The Coasters waren eine der berühmtesten Vokalgruppen der 50er Jahre. Sie wurden im Oktober 1955 in Los Angeles gegründet. Die Gründungsmitglieder waren Bobby Nunn (Bass) und Carl Gardner (Tenor) von den Robins, sowie Leon Hughes (Tenor), Billy Guy (Bariton) und Adolph Jacobs an der Gitarre.

Schon bald wurden sie von dem berühmten Produzententeam Jerry Leiber und Mike Stoller entdeckt und bekamen durch sie einen Plattenvertrag bei Atco Records. Leiber und Stoller waren ihre Produzenten und schrieben auch praktisch jeden Hit für die Band.

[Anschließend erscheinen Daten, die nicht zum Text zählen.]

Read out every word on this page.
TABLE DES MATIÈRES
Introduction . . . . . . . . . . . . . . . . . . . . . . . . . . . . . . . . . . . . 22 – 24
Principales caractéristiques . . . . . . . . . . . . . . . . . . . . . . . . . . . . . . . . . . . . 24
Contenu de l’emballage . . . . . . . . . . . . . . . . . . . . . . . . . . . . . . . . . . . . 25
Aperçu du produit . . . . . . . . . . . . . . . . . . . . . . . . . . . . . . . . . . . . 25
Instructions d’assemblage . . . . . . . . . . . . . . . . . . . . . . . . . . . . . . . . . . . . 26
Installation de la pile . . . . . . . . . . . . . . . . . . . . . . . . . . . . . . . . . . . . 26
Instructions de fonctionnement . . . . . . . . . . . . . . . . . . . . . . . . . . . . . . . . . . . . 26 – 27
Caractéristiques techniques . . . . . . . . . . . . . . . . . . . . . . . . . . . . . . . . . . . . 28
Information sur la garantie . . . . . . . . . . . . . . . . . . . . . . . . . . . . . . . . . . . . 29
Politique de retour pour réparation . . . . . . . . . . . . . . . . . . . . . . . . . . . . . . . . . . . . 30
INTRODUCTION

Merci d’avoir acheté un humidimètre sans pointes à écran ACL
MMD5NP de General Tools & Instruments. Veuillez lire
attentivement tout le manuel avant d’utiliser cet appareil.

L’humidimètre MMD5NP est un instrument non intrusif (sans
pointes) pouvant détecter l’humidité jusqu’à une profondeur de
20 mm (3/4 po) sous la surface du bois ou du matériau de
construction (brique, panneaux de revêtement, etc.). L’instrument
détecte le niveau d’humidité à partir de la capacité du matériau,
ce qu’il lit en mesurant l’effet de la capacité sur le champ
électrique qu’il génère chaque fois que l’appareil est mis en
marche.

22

Schon im Januar 1956 nahmen sie ihre ersten Songs auf, ab 1957 regnete es dann Erfolge, durch die die Costers zwar Berühmtheit nicht jedoch besonders viel Geld erlangten: Sie erhielten zusammen nur 5000 Dollar pro Woche. Es war eine Zeit, in der sich schwarze Sänger noch mit dem zufrieden geben mussten, was sie erhielten. Young Blood und Searchin', beides Leiber/Stoller-Songs, waren die größten Erfolge der Band in diesem Jahr.

1958 zogen Leiber und Stoller nach New York. Guy und Gardner kamen mit, während die anderen in Los Angeles blieben. Als Ersatz kamen Cornell Gunter (Tenor) und Will "Dub" Jones (Bass). Mit Yakety Yak (1958) und Charlie Brown (1959) erschienen daraufhin die größten Erfolge der Coasters. Auf beiden Aufnahmen spielt King Curtis Saxophon. Die Songs, beide von Leiber und Stoller, zeichnen sich durch humorvolle und für damalige Zeiten rebellische Texte aus. Nach Along Came Jones und Poison Ivy 1959 war die große Zeit der Coasters Anfang der 60er Jahre entgültig vorbei.

In den 60ern stiegen Gunter und Jones aus, man fand Ersatz in Earl Carroll und Ronnie Bright. Daraufhin tourte die Band als Oldie-Gruppe durch die Lande. In den 70ern und 80ern gab es kurzzeitig zwei Bands mit dem Namen Coasters, da Gunter seine neue Band ebenfalls so genannt hatte. 1987 erfolgte ihre Aufnahme in die Rock and Roll Hall of Fame.